Dr. Karkowsky clarifies that this doesn't mean physicians should withhold information from a patient, rather that too much information can be overwhelming and unproductive. "The surplus of information is almost as misleading as the absence of information," she says.
Dr. Karkowsky tells SELF that, in her experience, the introduction of forceps or vacuum-assisted deliveries during childbirth is relatively rare, but when it does happen, it often happens in a situation where there isn't time to have a thorough discussion of the risks, benefits, and alternatives. In these cases, informed consent is still necessary, but it may need to happen quickly and verbally. "Part of the informed consent process is the relationship and ongoing communication between the patient and her doctor to make sure that if some procedures become more likely that they will need to be addressed in a more thorough way," says Dr. Karkowsky.
Implementing effective informed consent for all potential delivery options as the universal standard in obstetrics won’t be simple. For one, the time constraints involved in the in-depth patient-physician conversations required for more robust informed consent, even with the standard frequent checkups throughout a typical pregnancy, pose an impediment—but something has to give.

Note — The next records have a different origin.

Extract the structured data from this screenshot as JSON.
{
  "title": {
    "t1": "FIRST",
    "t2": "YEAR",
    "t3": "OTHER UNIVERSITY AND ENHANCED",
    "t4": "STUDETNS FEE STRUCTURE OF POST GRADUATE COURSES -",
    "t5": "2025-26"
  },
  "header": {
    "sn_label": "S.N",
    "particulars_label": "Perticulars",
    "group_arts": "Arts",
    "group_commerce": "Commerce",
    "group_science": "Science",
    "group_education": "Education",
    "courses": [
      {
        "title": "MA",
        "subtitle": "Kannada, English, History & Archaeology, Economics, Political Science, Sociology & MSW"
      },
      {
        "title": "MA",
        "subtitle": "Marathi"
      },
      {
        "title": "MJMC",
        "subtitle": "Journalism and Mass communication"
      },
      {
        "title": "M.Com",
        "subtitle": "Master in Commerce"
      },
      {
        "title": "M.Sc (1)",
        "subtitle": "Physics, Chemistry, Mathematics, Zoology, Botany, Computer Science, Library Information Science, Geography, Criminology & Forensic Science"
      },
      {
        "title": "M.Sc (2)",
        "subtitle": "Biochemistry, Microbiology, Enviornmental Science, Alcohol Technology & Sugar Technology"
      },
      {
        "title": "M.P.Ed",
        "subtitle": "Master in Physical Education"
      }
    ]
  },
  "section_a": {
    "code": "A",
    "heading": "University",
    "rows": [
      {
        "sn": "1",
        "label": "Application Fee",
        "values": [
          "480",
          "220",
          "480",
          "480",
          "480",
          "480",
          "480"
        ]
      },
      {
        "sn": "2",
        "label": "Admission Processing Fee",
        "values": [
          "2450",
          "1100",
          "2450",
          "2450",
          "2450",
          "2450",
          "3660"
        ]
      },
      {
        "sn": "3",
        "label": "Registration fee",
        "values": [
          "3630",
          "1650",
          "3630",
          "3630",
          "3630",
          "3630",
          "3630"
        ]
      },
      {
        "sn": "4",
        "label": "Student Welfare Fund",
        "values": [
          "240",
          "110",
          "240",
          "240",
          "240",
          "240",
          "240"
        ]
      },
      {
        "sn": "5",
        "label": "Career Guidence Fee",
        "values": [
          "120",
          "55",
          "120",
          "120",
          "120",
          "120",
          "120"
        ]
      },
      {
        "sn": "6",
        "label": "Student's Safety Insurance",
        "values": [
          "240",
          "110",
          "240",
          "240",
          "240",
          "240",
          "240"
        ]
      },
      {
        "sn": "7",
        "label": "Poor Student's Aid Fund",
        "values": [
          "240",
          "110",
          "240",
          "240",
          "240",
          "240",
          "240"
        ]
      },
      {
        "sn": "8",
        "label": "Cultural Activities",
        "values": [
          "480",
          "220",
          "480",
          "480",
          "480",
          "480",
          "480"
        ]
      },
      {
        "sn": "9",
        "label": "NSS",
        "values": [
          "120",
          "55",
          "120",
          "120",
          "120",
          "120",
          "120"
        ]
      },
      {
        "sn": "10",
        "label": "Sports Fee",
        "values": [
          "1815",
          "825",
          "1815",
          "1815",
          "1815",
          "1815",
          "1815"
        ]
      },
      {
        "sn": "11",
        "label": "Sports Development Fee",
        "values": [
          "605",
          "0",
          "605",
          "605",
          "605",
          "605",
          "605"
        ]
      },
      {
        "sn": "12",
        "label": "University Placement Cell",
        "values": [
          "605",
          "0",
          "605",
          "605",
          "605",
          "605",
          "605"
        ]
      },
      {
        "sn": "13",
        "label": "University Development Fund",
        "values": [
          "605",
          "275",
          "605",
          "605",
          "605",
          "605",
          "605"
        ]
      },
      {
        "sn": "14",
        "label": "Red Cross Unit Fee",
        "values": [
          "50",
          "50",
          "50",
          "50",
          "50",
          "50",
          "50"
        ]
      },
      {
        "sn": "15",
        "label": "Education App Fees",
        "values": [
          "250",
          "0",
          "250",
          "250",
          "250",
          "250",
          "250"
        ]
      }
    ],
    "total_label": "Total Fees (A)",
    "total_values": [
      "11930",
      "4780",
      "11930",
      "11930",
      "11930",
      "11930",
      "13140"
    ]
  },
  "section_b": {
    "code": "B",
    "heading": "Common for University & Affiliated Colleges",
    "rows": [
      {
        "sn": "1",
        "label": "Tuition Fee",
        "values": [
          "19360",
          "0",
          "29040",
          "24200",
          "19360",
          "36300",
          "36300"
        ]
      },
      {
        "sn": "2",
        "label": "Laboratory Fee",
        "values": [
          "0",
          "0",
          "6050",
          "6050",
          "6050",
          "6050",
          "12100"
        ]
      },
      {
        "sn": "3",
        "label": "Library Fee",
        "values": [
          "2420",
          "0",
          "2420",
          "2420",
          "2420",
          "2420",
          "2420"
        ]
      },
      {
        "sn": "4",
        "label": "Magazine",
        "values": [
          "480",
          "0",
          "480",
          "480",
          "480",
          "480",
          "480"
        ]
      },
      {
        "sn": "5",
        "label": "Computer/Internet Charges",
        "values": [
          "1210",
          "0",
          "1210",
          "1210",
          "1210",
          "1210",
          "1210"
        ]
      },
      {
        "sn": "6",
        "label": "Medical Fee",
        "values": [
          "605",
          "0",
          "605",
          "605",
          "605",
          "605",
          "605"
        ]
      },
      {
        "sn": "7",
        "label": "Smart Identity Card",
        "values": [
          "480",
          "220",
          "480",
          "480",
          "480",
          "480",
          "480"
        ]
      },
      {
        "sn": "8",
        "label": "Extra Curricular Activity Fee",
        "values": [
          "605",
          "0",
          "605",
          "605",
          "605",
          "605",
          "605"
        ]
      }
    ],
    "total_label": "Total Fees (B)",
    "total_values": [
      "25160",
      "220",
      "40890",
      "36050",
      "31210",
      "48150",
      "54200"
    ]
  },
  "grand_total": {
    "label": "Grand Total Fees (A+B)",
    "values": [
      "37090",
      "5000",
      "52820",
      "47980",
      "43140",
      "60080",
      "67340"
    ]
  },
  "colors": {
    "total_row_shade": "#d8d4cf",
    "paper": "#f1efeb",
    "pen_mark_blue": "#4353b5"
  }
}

To be clear, nobody is advocating for all women to request C-sections, or saying that all women who give birth vaginally or with forceps are left with long-term injuries.
Most women who gave birth vaginally aren't walking around with chronic injuries or incontinence. But some are, and those people are finally talking about the effect it’s had on their lives.
“The whole pelvic floor issue has always been present but it is only very recently that women have become brave enough, and social media has made it more culturally acceptable, to openly discuss what is happening to their bodies post-birth,” Hull explains.
A shift in discourse “is going to happen,” Dr. Murphy says, “but I think it’s going to take a long time.” For now, patients who want to know their options may have to push for these discussions.